Notre vie vaut-elle de l’or ?
Voici un texte de Pierre Rabhi. Ce texte est tiré de son livre, Vers la sobriété heureuse (Actes Sud, 2010). Un briant rappel sur nos essentiels et l’horizon vers lequel nous aurions « intérêt » à nous tourner.
La modernité, dans son principe premier et ses intentions originelles, aurait pu, en s’appuyant sur la révolution industrielle, être une chance pour l’humanité. Mais elle a commis une erreur fatale, dont nous commençons seulement à mesurer les conséquences désastreuses avec la grande crise d’aujourd’hui : elle a subordonné le destin collectif, la beauté et la noblesse de la planète Terre, dans sa globalité, à la vulgarité de la finance.
Tout ce qui n’a pas de prix n’a pas de valeur
Dès lors, le sort en a été jeté. Tout ce qui n’a pas un prix n’a pas de valeur. L’argent, invention destinée à rationaliser le troc, noble représentation de l’effort, de l’imagination, de la créativité, de la matière utile à la vie, a été dénaturé par celui que l’on « gagne en dormant ». Ces considérations sont aujourd’hui banales ; cependant, les effets de la finance ne sont pas réductibles aux doctes analyse des Prix Nobel d’une pseudo économie. Car il faut rappeler que ce que l’on appelle « économie » consiste, aujourd’hui, en un système qui, par son caractère dissipateur et destructeur, en est précisément la négation – un véritable outrage à l’économie.
Le principe économique
On ne peut que constater, encore une fois, la capacité de la sémantique à abuser des esprits, à entretenir savamment les malentendus. Pour un esprit naïf, dans un tel contexte, l’économie est cet art magnifique dont la raison d’être est de gérer et de réguler les échanges et la répartition des ressources, avec le minimum de dissipation et pour le bien de tous, en évitant les dépenses inutiles, excessives, qui porteraient atteinte au patrimoine vital ; l’avarice comme le gaspillage sont contraires à l’existence humaine.

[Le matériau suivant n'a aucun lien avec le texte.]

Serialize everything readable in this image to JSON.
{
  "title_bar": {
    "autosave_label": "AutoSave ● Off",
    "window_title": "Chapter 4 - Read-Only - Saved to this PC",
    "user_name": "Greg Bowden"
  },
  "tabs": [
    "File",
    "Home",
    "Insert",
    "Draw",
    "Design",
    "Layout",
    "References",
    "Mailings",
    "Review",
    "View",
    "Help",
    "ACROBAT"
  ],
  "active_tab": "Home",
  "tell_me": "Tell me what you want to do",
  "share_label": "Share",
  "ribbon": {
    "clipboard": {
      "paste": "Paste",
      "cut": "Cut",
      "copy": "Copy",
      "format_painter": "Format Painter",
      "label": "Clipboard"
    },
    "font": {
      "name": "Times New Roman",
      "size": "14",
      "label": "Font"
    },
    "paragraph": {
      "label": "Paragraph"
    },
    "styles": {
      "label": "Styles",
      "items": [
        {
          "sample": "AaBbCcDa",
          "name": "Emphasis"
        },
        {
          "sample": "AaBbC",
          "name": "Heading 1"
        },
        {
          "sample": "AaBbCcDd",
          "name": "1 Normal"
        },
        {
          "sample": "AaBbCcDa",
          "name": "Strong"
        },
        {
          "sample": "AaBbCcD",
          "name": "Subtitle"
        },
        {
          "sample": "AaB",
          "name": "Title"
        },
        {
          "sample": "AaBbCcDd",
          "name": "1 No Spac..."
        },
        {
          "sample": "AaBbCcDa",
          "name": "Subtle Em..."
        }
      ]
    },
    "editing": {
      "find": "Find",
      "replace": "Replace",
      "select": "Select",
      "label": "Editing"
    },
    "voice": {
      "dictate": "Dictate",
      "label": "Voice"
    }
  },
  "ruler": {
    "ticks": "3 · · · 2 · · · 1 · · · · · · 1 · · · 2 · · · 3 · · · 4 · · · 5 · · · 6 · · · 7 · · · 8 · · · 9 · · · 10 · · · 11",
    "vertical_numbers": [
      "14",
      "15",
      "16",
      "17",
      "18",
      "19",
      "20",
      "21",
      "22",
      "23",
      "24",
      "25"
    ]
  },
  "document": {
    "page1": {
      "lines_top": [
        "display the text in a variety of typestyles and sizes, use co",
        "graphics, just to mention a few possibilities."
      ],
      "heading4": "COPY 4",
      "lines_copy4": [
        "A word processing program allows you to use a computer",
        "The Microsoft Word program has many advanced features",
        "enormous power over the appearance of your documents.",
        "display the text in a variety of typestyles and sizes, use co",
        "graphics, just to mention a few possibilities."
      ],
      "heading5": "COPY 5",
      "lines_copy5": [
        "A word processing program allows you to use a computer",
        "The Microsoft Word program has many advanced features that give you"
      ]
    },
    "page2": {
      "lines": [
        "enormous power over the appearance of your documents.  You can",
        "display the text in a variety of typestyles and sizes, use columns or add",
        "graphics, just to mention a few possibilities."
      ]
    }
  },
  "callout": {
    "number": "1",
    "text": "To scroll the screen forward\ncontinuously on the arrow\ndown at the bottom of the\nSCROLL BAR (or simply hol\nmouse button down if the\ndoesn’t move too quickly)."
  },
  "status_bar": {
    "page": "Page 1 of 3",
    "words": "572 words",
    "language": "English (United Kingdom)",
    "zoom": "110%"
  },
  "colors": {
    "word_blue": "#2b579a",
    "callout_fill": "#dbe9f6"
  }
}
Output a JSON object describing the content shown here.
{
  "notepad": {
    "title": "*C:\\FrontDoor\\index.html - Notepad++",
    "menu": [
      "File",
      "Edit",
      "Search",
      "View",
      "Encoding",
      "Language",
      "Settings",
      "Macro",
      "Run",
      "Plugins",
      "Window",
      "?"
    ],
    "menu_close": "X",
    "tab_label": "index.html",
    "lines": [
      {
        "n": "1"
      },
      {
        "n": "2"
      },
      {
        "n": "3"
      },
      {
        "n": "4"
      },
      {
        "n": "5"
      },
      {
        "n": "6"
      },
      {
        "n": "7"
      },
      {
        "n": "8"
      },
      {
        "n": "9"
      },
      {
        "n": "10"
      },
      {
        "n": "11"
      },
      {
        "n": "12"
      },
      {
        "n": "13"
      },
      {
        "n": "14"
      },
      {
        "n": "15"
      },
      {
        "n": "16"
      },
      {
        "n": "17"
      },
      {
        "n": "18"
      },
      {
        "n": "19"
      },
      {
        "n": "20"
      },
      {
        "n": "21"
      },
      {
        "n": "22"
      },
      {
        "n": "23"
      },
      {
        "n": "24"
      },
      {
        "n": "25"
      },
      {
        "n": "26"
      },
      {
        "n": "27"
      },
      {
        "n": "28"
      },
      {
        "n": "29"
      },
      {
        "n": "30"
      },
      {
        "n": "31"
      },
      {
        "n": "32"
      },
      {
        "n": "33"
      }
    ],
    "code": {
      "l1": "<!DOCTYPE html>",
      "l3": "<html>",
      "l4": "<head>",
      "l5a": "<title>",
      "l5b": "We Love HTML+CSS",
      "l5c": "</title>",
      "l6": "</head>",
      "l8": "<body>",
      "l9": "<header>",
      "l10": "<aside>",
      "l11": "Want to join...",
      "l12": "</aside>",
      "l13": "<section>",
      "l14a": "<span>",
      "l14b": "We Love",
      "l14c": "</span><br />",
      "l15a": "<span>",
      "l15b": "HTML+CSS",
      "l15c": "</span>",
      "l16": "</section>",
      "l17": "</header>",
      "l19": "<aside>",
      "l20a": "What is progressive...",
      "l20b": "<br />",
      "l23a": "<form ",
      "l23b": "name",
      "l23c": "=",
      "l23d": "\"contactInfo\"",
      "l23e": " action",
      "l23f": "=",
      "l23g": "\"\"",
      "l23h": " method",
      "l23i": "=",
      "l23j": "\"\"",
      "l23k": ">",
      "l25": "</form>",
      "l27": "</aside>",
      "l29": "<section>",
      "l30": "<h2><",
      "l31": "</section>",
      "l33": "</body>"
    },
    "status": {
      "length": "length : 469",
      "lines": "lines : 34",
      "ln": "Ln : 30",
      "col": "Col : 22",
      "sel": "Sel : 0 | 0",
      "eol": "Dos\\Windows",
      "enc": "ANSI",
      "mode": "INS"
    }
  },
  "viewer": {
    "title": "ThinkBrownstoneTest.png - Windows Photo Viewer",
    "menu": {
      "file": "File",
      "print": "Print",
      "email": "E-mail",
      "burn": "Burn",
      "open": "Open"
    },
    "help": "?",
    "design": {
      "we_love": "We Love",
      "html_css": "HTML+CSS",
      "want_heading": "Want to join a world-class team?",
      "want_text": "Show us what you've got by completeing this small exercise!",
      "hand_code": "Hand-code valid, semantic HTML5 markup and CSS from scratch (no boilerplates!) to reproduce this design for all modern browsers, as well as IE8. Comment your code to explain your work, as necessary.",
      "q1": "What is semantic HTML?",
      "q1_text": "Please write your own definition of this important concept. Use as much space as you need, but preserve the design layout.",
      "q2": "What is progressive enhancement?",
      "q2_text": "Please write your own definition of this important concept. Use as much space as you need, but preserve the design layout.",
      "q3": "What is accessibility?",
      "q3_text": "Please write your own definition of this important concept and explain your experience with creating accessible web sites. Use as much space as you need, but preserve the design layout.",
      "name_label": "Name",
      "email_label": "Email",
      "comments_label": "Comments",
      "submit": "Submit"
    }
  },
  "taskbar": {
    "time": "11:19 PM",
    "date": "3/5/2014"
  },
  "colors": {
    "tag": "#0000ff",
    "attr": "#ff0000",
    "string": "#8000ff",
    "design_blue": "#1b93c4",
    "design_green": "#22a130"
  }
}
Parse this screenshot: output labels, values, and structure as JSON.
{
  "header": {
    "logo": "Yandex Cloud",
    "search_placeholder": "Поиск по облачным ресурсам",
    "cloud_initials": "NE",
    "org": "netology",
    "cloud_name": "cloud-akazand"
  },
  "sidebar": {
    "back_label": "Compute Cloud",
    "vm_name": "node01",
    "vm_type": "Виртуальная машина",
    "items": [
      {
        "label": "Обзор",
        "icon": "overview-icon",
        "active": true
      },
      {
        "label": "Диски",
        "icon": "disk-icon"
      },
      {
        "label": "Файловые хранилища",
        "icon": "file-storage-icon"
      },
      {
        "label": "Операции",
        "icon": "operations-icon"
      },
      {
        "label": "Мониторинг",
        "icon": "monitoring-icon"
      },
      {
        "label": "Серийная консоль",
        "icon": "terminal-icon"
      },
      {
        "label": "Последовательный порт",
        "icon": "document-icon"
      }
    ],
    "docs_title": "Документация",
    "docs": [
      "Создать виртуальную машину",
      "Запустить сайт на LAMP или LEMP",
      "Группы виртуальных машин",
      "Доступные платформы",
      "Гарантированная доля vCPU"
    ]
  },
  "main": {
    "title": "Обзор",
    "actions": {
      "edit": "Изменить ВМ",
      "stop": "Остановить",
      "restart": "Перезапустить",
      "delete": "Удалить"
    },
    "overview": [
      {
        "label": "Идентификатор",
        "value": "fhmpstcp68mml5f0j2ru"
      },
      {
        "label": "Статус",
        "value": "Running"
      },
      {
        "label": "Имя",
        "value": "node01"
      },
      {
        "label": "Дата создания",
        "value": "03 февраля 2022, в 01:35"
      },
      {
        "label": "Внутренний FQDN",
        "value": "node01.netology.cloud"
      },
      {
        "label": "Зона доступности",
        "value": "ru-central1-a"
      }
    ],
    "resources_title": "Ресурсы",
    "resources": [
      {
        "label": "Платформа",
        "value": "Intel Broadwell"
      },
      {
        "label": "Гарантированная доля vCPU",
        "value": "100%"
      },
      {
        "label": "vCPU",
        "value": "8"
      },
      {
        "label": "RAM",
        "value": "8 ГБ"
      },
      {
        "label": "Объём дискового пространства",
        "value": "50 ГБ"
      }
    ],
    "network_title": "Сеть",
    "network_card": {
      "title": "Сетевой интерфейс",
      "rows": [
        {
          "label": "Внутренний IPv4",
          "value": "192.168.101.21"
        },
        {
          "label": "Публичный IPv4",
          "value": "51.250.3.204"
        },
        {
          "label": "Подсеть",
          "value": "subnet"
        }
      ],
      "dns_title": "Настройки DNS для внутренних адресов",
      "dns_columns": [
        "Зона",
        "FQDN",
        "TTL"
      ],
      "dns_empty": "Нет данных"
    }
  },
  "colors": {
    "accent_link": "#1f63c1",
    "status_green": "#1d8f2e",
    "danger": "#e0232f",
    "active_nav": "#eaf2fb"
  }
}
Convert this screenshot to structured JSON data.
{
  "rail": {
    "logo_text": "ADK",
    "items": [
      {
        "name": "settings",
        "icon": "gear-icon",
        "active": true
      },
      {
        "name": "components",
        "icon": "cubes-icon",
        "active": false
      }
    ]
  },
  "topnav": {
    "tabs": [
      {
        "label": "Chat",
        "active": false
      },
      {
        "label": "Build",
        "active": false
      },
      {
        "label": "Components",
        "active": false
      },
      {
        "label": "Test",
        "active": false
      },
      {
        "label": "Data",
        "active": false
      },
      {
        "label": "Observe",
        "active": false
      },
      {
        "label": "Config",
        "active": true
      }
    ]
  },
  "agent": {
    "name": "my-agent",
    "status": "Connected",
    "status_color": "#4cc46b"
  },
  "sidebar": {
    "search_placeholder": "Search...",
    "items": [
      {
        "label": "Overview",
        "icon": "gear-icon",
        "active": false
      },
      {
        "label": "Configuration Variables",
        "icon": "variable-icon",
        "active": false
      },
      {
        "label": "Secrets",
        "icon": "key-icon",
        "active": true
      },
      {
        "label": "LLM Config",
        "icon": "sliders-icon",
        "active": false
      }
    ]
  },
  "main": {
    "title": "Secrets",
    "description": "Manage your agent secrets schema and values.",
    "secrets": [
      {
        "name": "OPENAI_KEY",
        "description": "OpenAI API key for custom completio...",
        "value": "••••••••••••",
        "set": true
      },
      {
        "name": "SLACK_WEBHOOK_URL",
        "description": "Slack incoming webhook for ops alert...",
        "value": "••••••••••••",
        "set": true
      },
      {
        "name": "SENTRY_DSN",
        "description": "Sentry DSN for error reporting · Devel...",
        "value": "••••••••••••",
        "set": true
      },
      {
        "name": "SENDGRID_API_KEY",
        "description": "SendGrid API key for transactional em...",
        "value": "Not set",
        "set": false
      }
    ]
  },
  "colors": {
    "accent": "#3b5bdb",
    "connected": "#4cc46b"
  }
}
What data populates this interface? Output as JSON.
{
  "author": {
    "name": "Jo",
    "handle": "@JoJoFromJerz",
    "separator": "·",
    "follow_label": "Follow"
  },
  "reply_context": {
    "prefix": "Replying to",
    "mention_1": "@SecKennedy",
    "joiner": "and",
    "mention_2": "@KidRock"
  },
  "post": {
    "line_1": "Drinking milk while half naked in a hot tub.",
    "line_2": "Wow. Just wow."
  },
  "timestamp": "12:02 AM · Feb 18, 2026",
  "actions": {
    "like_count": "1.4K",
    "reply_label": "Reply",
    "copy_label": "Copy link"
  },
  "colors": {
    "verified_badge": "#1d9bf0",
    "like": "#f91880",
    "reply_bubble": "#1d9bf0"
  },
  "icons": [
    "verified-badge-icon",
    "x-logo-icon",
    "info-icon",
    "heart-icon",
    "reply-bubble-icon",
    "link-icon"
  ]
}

L’écureuil, devenu le symbole que l’on sait, la fourmi besogneuse qui refuse un prêt à la cigale trop désinvolte et l’abeille qui engrange de quoi survivre aux temps difficiles, font de l’épargne et non de la spéculation. L’être humain, lui, semble être le seul a avoir introduit la dissipation dans une réalité régie par un principe formulé par « rien ne se crée, rien ne se perd, tout se transforme ».
Lors d’une émission télévisée, on demandait à un homme devenu très riche s’il ne se sentait pas prédateur ; invoquant la lutte des espèces pour survivre, il prétendit appliquer simplement la règle établie par la vie. Cette question absolument fondamentale a été éludée : il aurait fallu remontrer à ce monsieur que la prédation humaine n’est pas de même nature que la prédation des espèces animales. Quand un lion mange une antilope, il se contente de cette offrande de la vie. Il n’a ni banque ni entrepôt d’antilopes. C’est pourquoi l’on peut voir, sur certaines photographies, le lion s’abreuver à côté du zèbre, de l’antilope ou de tout autre espèce dont il est le prédateur ; dès lors que la nécessité de s’alimenter ne se fait pas sentir, ils peuvent boire à la même mare, même s’il arrive que certains prédateurs saisissent cette occasion, qui facilite leur prédation.
Le piège des fantasmes
Bien éloignée de la réalité élémentaire, fondée sur la survie et la perpétuation de l’espèce, l’être humain est pris au piège de ses fantasmes. Il donne à des métaux ou à des pierreries une valeur symbolique exorbitante et en fait des objets d’enrichissement pour ceux qui en possèdent. Voyant déferler les hordes de conquérants européens en quête frénétique d’or, source de violences et de meurtres, certains Peaux-Rouges croyaient véritablement que ce métal rendaient fou, et se gardaient bien d’y toucher pour ne pas être atteints par la démence qu’il provoque. Je suis souvent émerveillé par la puissante capacité qu’a la candeur à mettre en évidence des vérités profondes. Oui, l’or a rendu l’humanité folle. Et c’est un crève-cœur que de constater le pouvoir subliminal de ce qui, après tout, n’est que du métal.